The Story of a Three-Day Pass avoids heavy drama or message mongering but an underlying sense of racist attitudes and behavior is always lurking just outside the frame or sometimes hiding in plain sight. There is one unexpected moment when Turner explodes in anger in a flamenco cabaret when the guitar player toasts the couple as “Miss Big Eyes and Mr. Nice Black.” Turner attacks the musician and a brawl ensues, ruining a fun night on the town. Miriam is upset by Turner’s reaction and tries to assure Turner that the musician was paying a compliment, not an insult, but Turner ends the discussion with, “How can anyone think that black is a compliment.”

What is most striking about Van Peebles’ film debut today is its unique point of view which is deceptively casual and candid. To see a black man and white woman in bed together being affectionate and loving was not something you would see in a 1968 Hollywood movie. Even though Stanley Kramer’s Guess Who’s Coming to Dinner had been released the year before and was considered groundbreaking, the treatment of the Sidney Poitier- Katharine Houghton was completely chaste and formal in comparison to Baird and Berger’s flirtatious, physical romance.

The Story of a Three-Day Pass is also subtle in seemingly innocuous little moments while Turner is on leave such as a scene where he plays soccer with a group of French schoolboys. That would not have been a common sight or even allowable in certain parts of the U.S. then. At the same time, France is not idealized in the film as some liberal utopia for people of color but a place where Turner is still made to feel like an outsider. A perfect example of this is an outdoor café scene where Turner is greeted by three black men at a nearby table. They might be immigrants from Senegal or some other former French colonial territory but after acknowledging Turner, they don’t invite him to their table and clearly seem to be making fun of him in their native language.
Some final notes about the film’s production: Van Peebles also composed the movie’s score with blues guitarist Mickey Baker (best known as part of the singing duo, Mickey & Sylvia, who recorded the hit single, “Love is Strange”).
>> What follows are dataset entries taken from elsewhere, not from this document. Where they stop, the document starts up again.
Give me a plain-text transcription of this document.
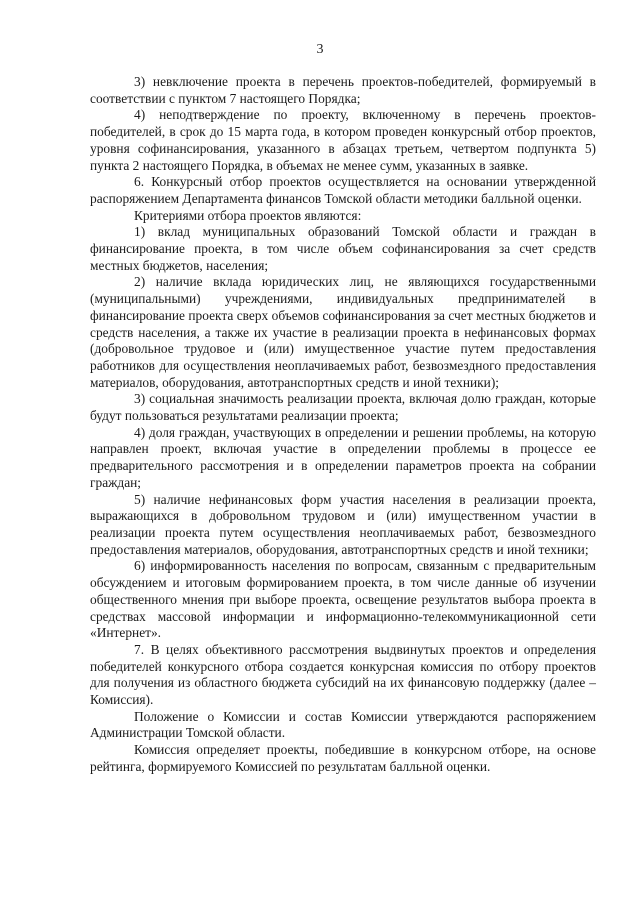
3

3) невключение проекта в перечень проектов-победителей, формируемый в соответствии с пунктом 7 настоящего Порядка;

4) неподтверждение по проекту, включенному в перечень проектов-победителей, в срок до 15 марта года, в котором проведен конкурсный отбор проектов, уровня софинансирования, указанного в абзацах третьем, четвертом подпункта 5) пункта 2 настоящего Порядка, в объемах не менее сумм, указанных в заявке.

6. Конкурсный отбор проектов осуществляется на основании утвержденной распоряжением Департамента финансов Томской области методики балльной оценки.

Критериями отбора проектов являются:

1) вклад муниципальных образований Томской области и граждан в финансирование проекта, в том числе объем софинансирования за счет средств местных бюджетов, населения;

2) наличие вклада юридических лиц, не являющихся государственными (муниципальными) учреждениями, индивидуальных предпринимателей в финансирование проекта сверх объемов софинансирования за счет местных бюджетов и средств населения, а также их участие в реализации проекта в нефинансовых формах (добровольное трудовое и (или) имущественное участие путем предоставления работников для осуществления неоплачиваемых работ, безвозмездного предоставления материалов, оборудования, автотранспортных средств и иной техники);

3) социальная значимость реализации проекта, включая долю граждан, которые будут пользоваться результатами реализации проекта;

4) доля граждан, участвующих в определении и решении проблемы, на которую направлен проект, включая участие в определении проблемы в процессе ее предварительного рассмотрения и в определении параметров проекта на собрании граждан;

5) наличие нефинансовых форм участия населения в реализации проекта, выражающихся в добровольном трудовом и (или) имущественном участии в реализации проекта путем осуществления неоплачиваемых работ, безвозмездного предоставления материалов, оборудования, автотранспортных средств и иной техники;

6) информированность населения по вопросам, связанным с предварительным обсуждением и итоговым формированием проекта, в том числе данные об изучении общественного мнения при выборе проекта, освещение результатов выбора проекта в средствах массовой информации и информационно-телекоммуникационной сети «Интернет».

7. В целях объективного рассмотрения выдвинутых проектов и определения победителей конкурсного отбора создается конкурсная комиссия по отбору проектов для получения из областного бюджета субсидий на их финансовую поддержку (далее – Комиссия).

Положение о Комиссии и состав Комиссии утверждаются распоряжением Администрации Томской области.

Комиссия определяет проекты, победившие в конкурсном отборе, на основе рейтинга, формируемого Комиссией по результатам балльной оценки.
The music selections include a lush, recurring romantic theme song plus upbeat, rhythm and blues compositions like “Hard Times” and “When My Number Gonna Hit,” featuring vocals by Van Peebles (identified in the credits as “Head Nitwit in Charge”). Equally impressive is the luminous black and white cinematography of Michel Kelber who lensed such prestige films as Claude Autant-Lara’s The Red and the Black (1954), Jean Renoir’s French Cancan (1955), Nicholas Ray’s Bitter Victory (1957) and Sidney Lumet’s A View from the Bridge (1962).

Most film reviewers in the U.S. praised The Story of a Three-Day Pass when it opened with Renata Adler of The New York Times calling it, “A kind of gentle cross between “Hiroshima Mon Amour” and “Guess Who’s Coming to Dinner”-a little hard to imagine, it is true, but less pretentious than the first and less false than the second.” Some critics may even have believed that Van Peebles was some new French auteur on the rise. At any rate, his film debut opened some doors in Hollywood and he would soon be hired by Columbia Pictures to direct Watermelon Man (1970). That was a mixed blessing since he spent a lot of time battling studio executives over creative control of the film including the change of the title from The Night the Sun Came Out on Happy Hollow Lane to the more demeaning Watermelon Man. Nevertheless, the experience inspired Van Peebles to go rogue and create one of the seminal films of the seventies, Sweet Sweetback’s Baadasssss Song (1971), in which he served as star, writer, director and producer.
The Story of a Three-Day Pass was released on DVD by Xexon Films in January 2006 and includes a brief introduction by Van Peebles. The film is long overdue for a Blu-Ray upgrade and it appears that that situation will be rectified in the near future thanks to a recent 4K restoration by IndieCollect in consultation with Mario Van Peebles with support from the Hollywood Foreign Press Association. The restored film is distributed by Janus Films, which is a subsidiary of The Criterion Collection. The latter recently announced that The Story of a Three-Day Pass will be featured in a 4-film Blu-ray box set in September 2021 along with three other key Van Peebles films.